From “The Source” by James A. Michener:

“ ...he was also a spiritual man whose tired eyes could see beyond the desert to those invisible summits of the imagination where cool air existed and where the one god, El-Shaddi lived. In later generations people who spoke other languages would translate this old Semitic name, which actually meant he of the mountain, as God Almighty, for through devious changes El-Shaddi was destined to mature into that god whom much of the world would worship. But in these fateful days, when the little group of Hebrews camped waiting for the signal to march westward, El-Shaddi was the god of no one but themselves; they were not even certain that he had continued as the god of those other Hebrews who had moved on to distant areas like Egypt. But of one thing Zadok was sure. El-Shaddi personally determined the destiny of this group, for of all the peoples available to him in the teeming area between the Euphrates and the Nile, he had chosen these Hebrews as his predilected people, and they lived within his embrace, enjoying security that others did not know.

He was a most difficult god to understand. He was incorporeal, yet he spoke. He was invisible, yet he could move as a pillar of fire. He was all-powerful, yet he tolerated the lesser gods of the Canaanites. He controlled the lives of men, yet he encouraged them to exercise their own judgment. He was benevolent, yet he could command the extinction of an entire town—as he had done with the town of Timri when Zadok had been a child of seven. He lived in all places, yet he was peculiarly the god of this one group of Hebrews. He was a jealous god, yet he allowed non-Hebrews to worship whatever lesser gods they pleased.
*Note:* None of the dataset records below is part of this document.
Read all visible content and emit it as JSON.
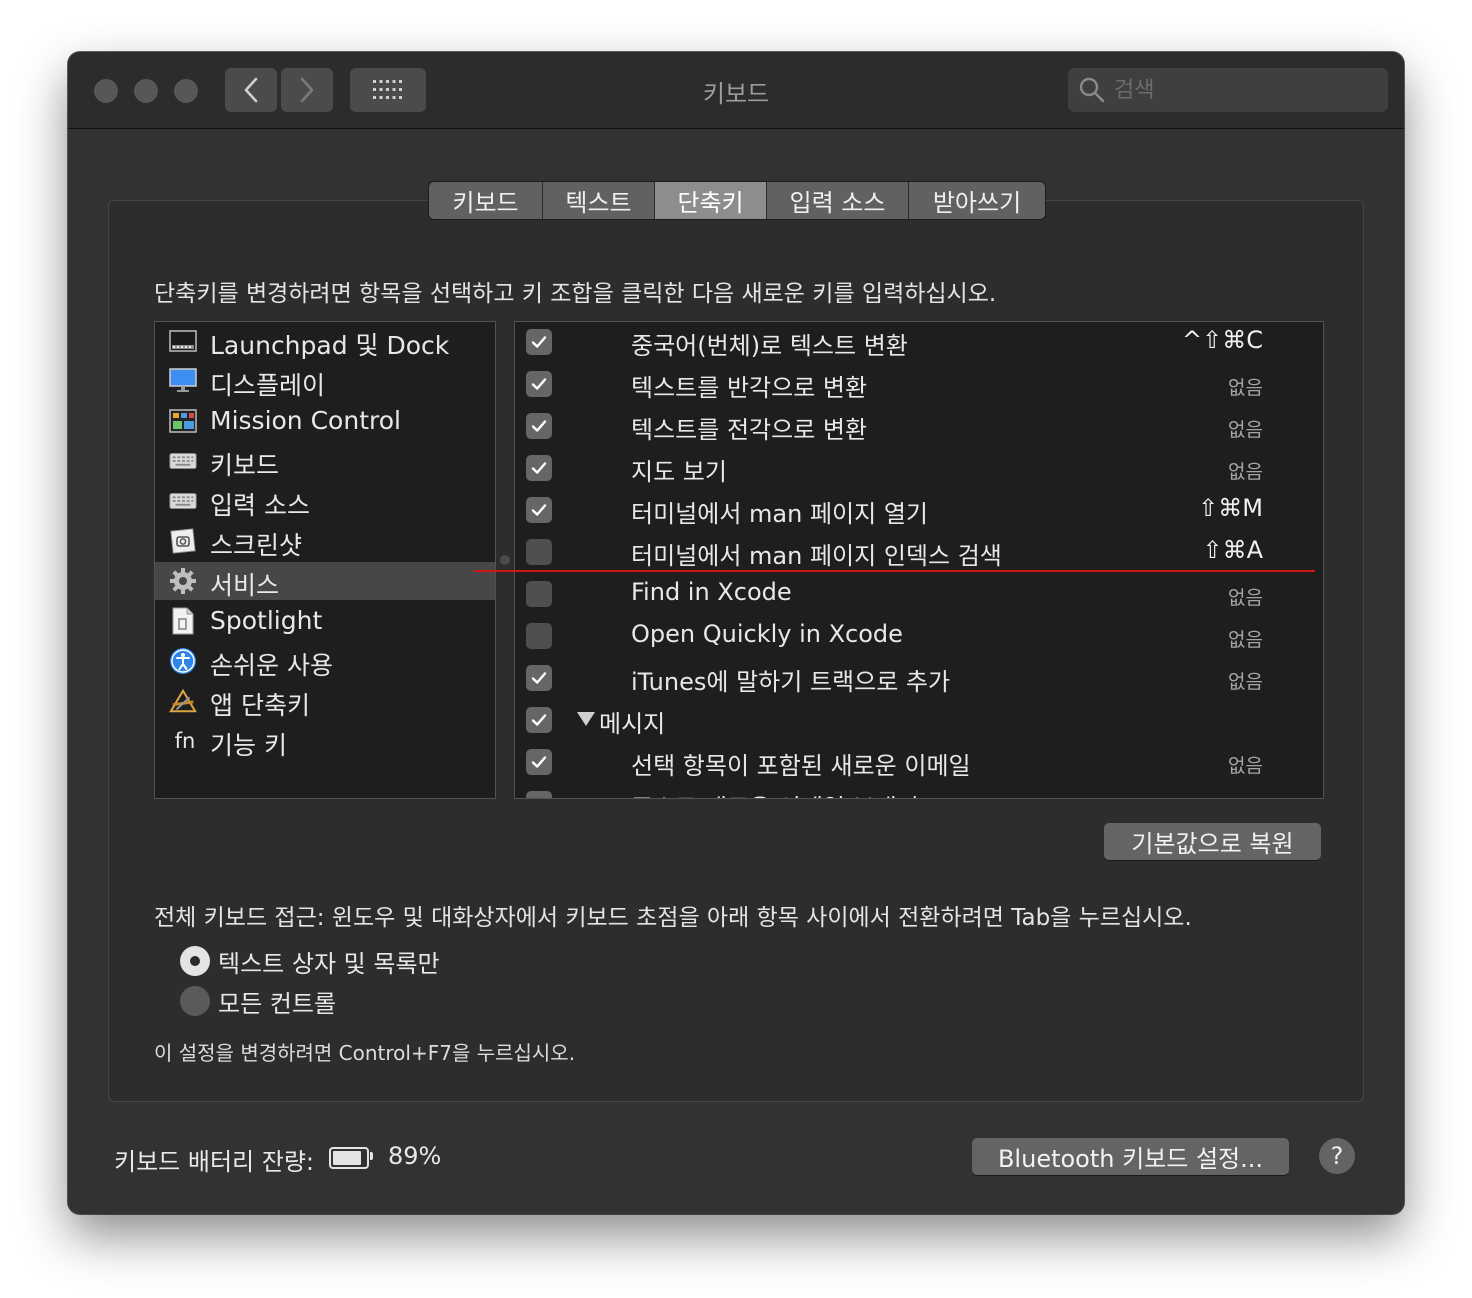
{
  "window": {
    "title": "키보드"
  },
  "search": {
    "placeholder": "검색"
  },
  "tabs": [
    {
      "label": "키보드",
      "selected": false
    },
    {
      "label": "텍스트",
      "selected": false
    },
    {
      "label": "단축키",
      "selected": true
    },
    {
      "label": "입력 소스",
      "selected": false
    },
    {
      "label": "받아쓰기",
      "selected": false
    }
  ],
  "instructions": "단축키를 변경하려면 항목을 선택하고 키 조합을 클릭한 다음 새로운 키를 입력하십시오.",
  "categories": [
    {
      "label": "Launchpad 및 Dock",
      "icon": "launchpad-dock-icon"
    },
    {
      "label": "디스플레이",
      "icon": "display-icon"
    },
    {
      "label": "Mission Control",
      "icon": "mission-control-icon"
    },
    {
      "label": "키보드",
      "icon": "keyboard-icon"
    },
    {
      "label": "입력 소스",
      "icon": "input-source-icon"
    },
    {
      "label": "스크린샷",
      "icon": "screenshot-icon"
    },
    {
      "label": "서비스",
      "icon": "gear-icon",
      "selected": true
    },
    {
      "label": "Spotlight",
      "icon": "spotlight-icon"
    },
    {
      "label": "손쉬운 사용",
      "icon": "accessibility-icon"
    },
    {
      "label": "앱 단축키",
      "icon": "app-shortcuts-icon"
    },
    {
      "label": "기능 키",
      "icon": "fn-key-icon",
      "icon_text": "fn"
    }
  ],
  "shortcuts": [
    {
      "checked": true,
      "label": "중국어(번체)로 텍스트 변환",
      "key": "^⇧⌘C"
    },
    {
      "checked": true,
      "label": "텍스트를 반각으로 변환",
      "key": "없음"
    },
    {
      "checked": true,
      "label": "텍스트를 전각으로 변환",
      "key": "없음"
    },
    {
      "checked": true,
      "label": "지도 보기",
      "key": "없음"
    },
    {
      "checked": true,
      "label": "터미널에서 man 페이지 열기",
      "key": "⇧⌘M"
    },
    {
      "checked": false,
      "label": "터미널에서 man 페이지 인덱스 검색",
      "key": "⇧⌘A"
    },
    {
      "checked": false,
      "label": "Find in Xcode",
      "key": "없음"
    },
    {
      "checked": false,
      "label": "Open Quickly in Xcode",
      "key": "없음"
    },
    {
      "checked": true,
      "label": "iTunes에 말하기 트랙으로 추가",
      "key": "없음"
    },
    {
      "checked": true,
      "label": "메시지",
      "group": true
    },
    {
      "checked": true,
      "label": "선택 항목이 포함된 새로운 이메일",
      "key": "없음"
    },
    {
      "checked": true,
      "label": "주소로 새로운 이메일 보내기",
      "key": "없음"
    }
  ],
  "restore_button": "기본값으로 복원",
  "full_keyboard_access": {
    "text": "전체 키보드 접근: 윈도우 및 대화상자에서 키보드 초점을 아래 항목 사이에서 전환하려면 Tab을 누르십시오.",
    "options": [
      {
        "label": "텍스트 상자 및 목록만",
        "selected": true
      },
      {
        "label": "모든 컨트롤",
        "selected": false
      }
    ],
    "note": "이 설정을 변경하려면 Control+F7을 누르십시오."
  },
  "battery": {
    "label": "키보드 배터리 잔량:",
    "level": "89%",
    "fraction": 0.89
  },
  "bluetooth_button": "Bluetooth 키보드 설정...",
  "help_button": "?"
}
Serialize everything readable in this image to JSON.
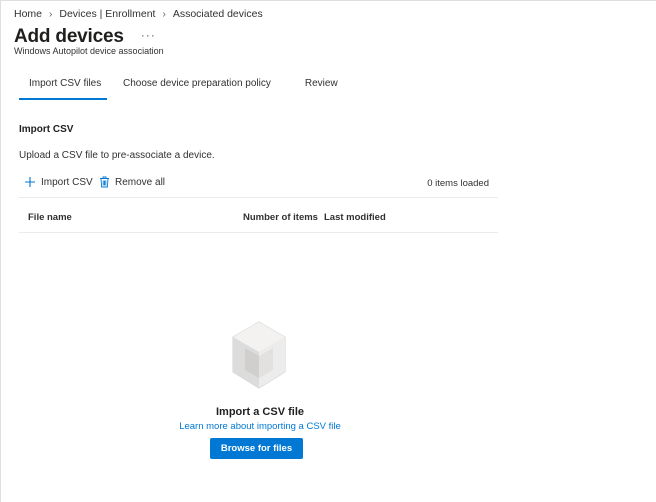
{
  "breadcrumb": {
    "items": [
      "Home",
      "Devices | Enrollment",
      "Associated devices"
    ],
    "separator": ">"
  },
  "header": {
    "title": "Add devices",
    "more_label": "···",
    "subtitle": "Windows Autopilot device association"
  },
  "tabs": [
    {
      "label": "Import CSV files",
      "active": true
    },
    {
      "label": "Choose device preparation policy",
      "active": false
    },
    {
      "label": "Review",
      "active": false
    }
  ],
  "section": {
    "title": "Import CSV",
    "description": "Upload a CSV file to pre-associate a device."
  },
  "toolbar": {
    "import_label": "Import CSV",
    "remove_label": "Remove all",
    "items_loaded": "0 items loaded"
  },
  "table": {
    "columns": [
      "File name",
      "Number of items",
      "Last modified"
    ],
    "rows": []
  },
  "empty_state": {
    "title": "Import a CSV file",
    "link_text": "Learn more about importing a CSV file",
    "button_label": "Browse for files"
  },
  "colors": {
    "accent": "#0078d4",
    "text": "#323130",
    "divider": "#edebe9"
  },
  "icons": {
    "import": "plus-icon",
    "remove": "trash-icon",
    "empty": "csv-cube-icon"
  }
}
As Zadok chipped away at his flint, he knew that the mountain in which El-Shaddi was supposed to live did not exist in any ordinary sense of the word, for it would be offensive to imagine so powerful a god as limited to one specific place, with a tent, a couch and a concubine; no sensible man would commit himself to a god so restricted. El-Shaddi was a deity of such all pervasive power that he must not be tied down to one mountain, unless the mountain were like the god himself---distant and everywhere, above and below, not seen, not touched, never dying and never living, a one god towering over all others, who existed in a mountain of the imagination so vast that it encompassed the entire earth and the starry heavens beyond.”